The benefits of this approach are apparent when looking at recent trading volumes. The number of trades undertaken on managed account portfolios on the Praemium platform increased by 120% in March 2020, relative to the average trading volumes of previous months. This resulted in a 10% reduction in allocation to Australian Equities (averaged across all managed account portfolios) with Cash up by 35% and Alternatives up by 20%, with much of this being an allocation in Gold. This is only a snapshot in time and activity would have varied depending on the investment strategy adopted. Notably there was a shift back into risk assets in the subsequent market rebound.

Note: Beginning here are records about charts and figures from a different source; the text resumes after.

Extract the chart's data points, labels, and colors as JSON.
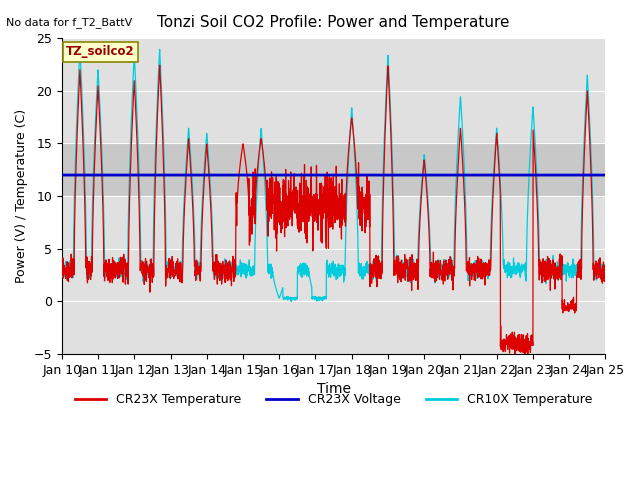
{
  "title": "Tonzi Soil CO2 Profile: Power and Temperature",
  "no_data_text": "No data for f_T2_BattV",
  "legend_box_text": "TZ_soilco2",
  "xlabel": "Time",
  "ylabel": "Power (V) / Temperature (C)",
  "ylim": [
    -5,
    25
  ],
  "xlim": [
    0,
    15
  ],
  "xtick_labels": [
    "Jan 10",
    "Jan 11",
    "Jan 12",
    "Jan 13",
    "Jan 14",
    "Jan 15",
    "Jan 16",
    "Jan 17",
    "Jan 18",
    "Jan 19",
    "Jan 20",
    "Jan 21",
    "Jan 22",
    "Jan 23",
    "Jan 24",
    "Jan 25"
  ],
  "voltage_value": 12.0,
  "bg_color": "#e0e0e0",
  "band_ymin": 10.0,
  "band_ymax": 15.0,
  "band_color": "#c8c8c8",
  "cr23x_color": "#dd0000",
  "cr10x_color": "#00ccdd",
  "voltage_color": "#0000cc",
  "legend_entries": [
    "CR23X Temperature",
    "CR23X Voltage",
    "CR10X Temperature"
  ],
  "figsize": [
    6.4,
    4.8
  ],
  "dpi": 100
}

To replicate the same level of portfolio changes outside of a managed account, an adviser would have to complete a record of advice (ROA) for every change, send it to each client, field any potential calls or queries about the recommendation, chase up signed ROAs and then implement the trades. This could easily take days to achieve given it needs to be done for every client.  Compare this to a managed account where the trade can be placed automatically and each client impacted can be updated via a digital investor portal with full transparency of the changes made.

Considering the market rebounded during May and June, advisers could potentially have undertaken a similar exercise eight weeks later.

In times of market volatility, having the ability to decide on portfolio changes and implement them in a timely, effective and efficient way, gives advisers more time to focus on client engagement and communicating with clients at a time when they most likely need it.  It also demonstrates to the client the value the adviser provides. The reduction in risk and compliance burden to the advice practice, and the increase in efficiencies achieved as a result of using managed accounts, are significant. Given global stock markets are likely to be uncertain for some time, these benefits have the potential to be a real differentiator for those practices embracing managed accounts.